My answer during and after TIFF to everyone who asked – what’s the one movie I should see? – has been without fail The King’s Speech. And not only because I adore Colin Firth which, obviously, I do. But also because I adore Geoffrey Rush. And the two of them together, the chemistry, the way they both elevated their games, it’s the kind of acting that makes going to the movies so much fun, and the kind of acting that reminds you it is indeed very much an art.

I wrote about this in my column for The Globe & Mail but I realise I never recounted the story here – my car ride with Geoffrey Rush the night of Colin Firth’s birthday party. I was with Shinan Govani of The National Post. We were heading to another event in his car.
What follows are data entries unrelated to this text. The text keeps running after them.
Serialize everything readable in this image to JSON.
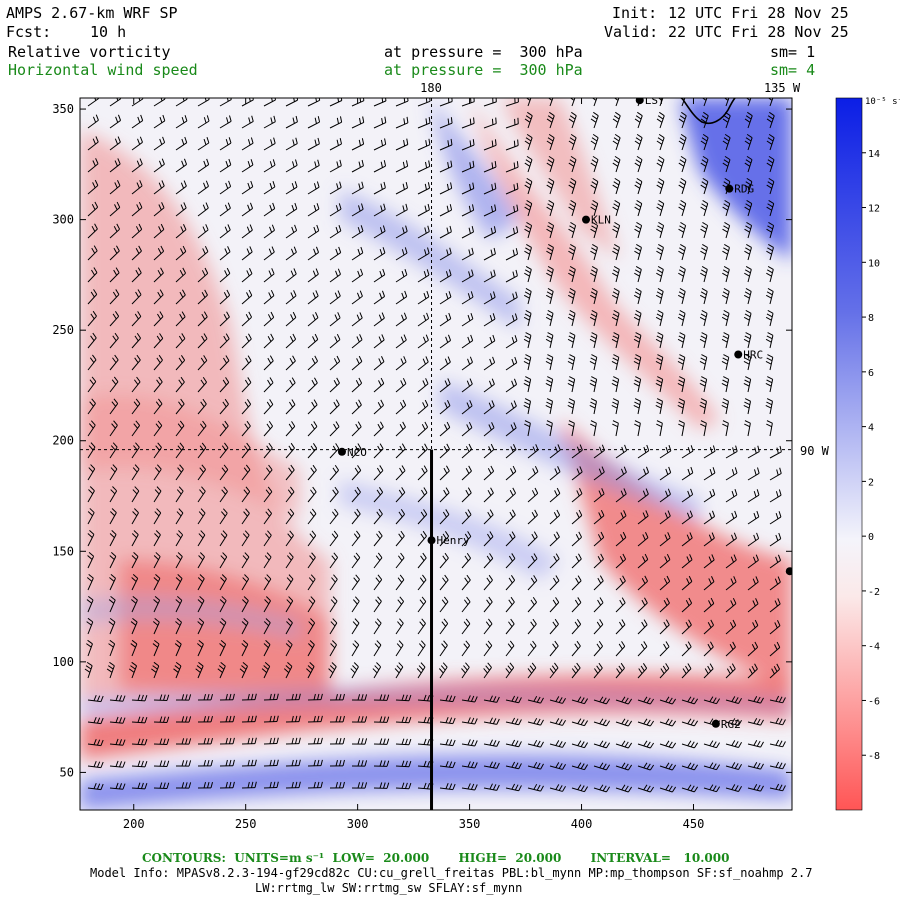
{
  "header": {
    "model_title": "AMPS 2.67-km WRF SP",
    "forecast_label": "Fcst:",
    "forecast_hours": "10 h",
    "init_label": "Init:",
    "init_time": "12 UTC Fri 28 Nov 25",
    "valid_label": "Valid:",
    "valid_time": "22 UTC Fri 28 Nov 25",
    "field1_name": "Relative vorticity",
    "field1_level": "at pressure =  300 hPa",
    "field1_smooth": "sm= 1",
    "field2_name": "Horizontal wind speed",
    "field2_level": "at pressure =  300 hPa",
    "field2_smooth": "sm= 4"
  },
  "map": {
    "lon_label_180": "180",
    "lon_label_135w": "135 W",
    "lon_label_90w": "90 W",
    "x_ticks": [
      "200",
      "250",
      "300",
      "350",
      "400",
      "450"
    ],
    "y_ticks": [
      "350",
      "300",
      "250",
      "200",
      "150",
      "100",
      "50"
    ],
    "x_range": [
      176,
      494
    ],
    "y_range": [
      33,
      355
    ],
    "stations": [
      {
        "name": "LST",
        "x": 426,
        "y": 354
      },
      {
        "name": "RDG",
        "x": 466,
        "y": 314
      },
      {
        "name": "KLN",
        "x": 402,
        "y": 300
      },
      {
        "name": "HRC",
        "x": 470,
        "y": 239
      },
      {
        "name": "NCO",
        "x": 293,
        "y": 195
      },
      {
        "name": "Henry",
        "x": 333,
        "y": 155
      },
      {
        "name": "",
        "x": 493,
        "y": 141
      },
      {
        "name": "RG2",
        "x": 460,
        "y": 72
      }
    ],
    "cross_section": {
      "x": 333,
      "y_start": 33,
      "y_end": 196
    },
    "reference_lines": {
      "lon180_x": 333,
      "lat_line_y": 196
    }
  },
  "colorbar": {
    "unit_label": "10⁻⁵ s⁻¹",
    "ticks": [
      "14",
      "12",
      "10",
      "8",
      "6",
      "4",
      "2",
      "0",
      "-2",
      "-4",
      "-6",
      "-8"
    ],
    "positive_color": "#0b1ee6",
    "negative_color": "#ff5555"
  },
  "footer": {
    "contours": "CONTOURS:  UNITS=m s⁻¹  LOW=  20.000       HIGH=  20.000       INTERVAL=   10.000",
    "model_info": "Model Info: MPASv8.2.3-194-gf29cd82c CU:cu_grell_freitas PBL:bl_mynn MP:mp_thompson SF:sf_noahmp 2.7",
    "model_info2": "LW:rrtmg_lw SW:rrtmg_sw SFLAY:sf_mynn"
  }
}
Rush couldn’t find his ride and he was heading to meet his friends, local Toronto folks, at a very local Toronto bar. So he just hopped in with us.

There we were, jammed in the backseat with Geoffrey Rush who chatted happily and openly about his career, his movies, music, Joaquin Phoenix (called him “esoteric” which elicited huge laughs because only he could be so kind and yet so obviously shrewd in his description), like it was the most normal thing in the world to be hitching a lift from strangers. When he arrived at his destination, he hopped out of the car, no handler, and ambled towards the pub. It was around 1am. I hear he stayed til at least 4am, badass motherf-cker.

Anyway, on the way there he told us about how The King’s Speech came to be, because, really, Rush was the one who started it. He was at home in Australia, woke up one day, checked the mailbox, and there was a script inside. From some writer who lived in the neighbourhood. At the time it was written as a play. Rush loved it and thought it’d be better as a movie. So then his agent had it turned into a movie screenplay and here we are, already one of the most beloved movies of the year, and no doubt, a lock for a Best Picture nomination.

This one is a fist pumper, a heartswelling fistpumper. You’ll see from the trailer. One of those truly spirit-lifting films that doesn’t succumb to schmaltzy impulse, that doesn’t give into the Oprah-ness of certain moments. I’m a f-cking bitch, but even I love a good movie hug now and again. And this is what The King’s Speech is: a true story movie hug supported by world class talent, wonderful direction, and a message you can actually believe in.

Woah. I have to chill. Too much too soon might jinx it. But it’s hard not to be enthusiastic when you love something so much.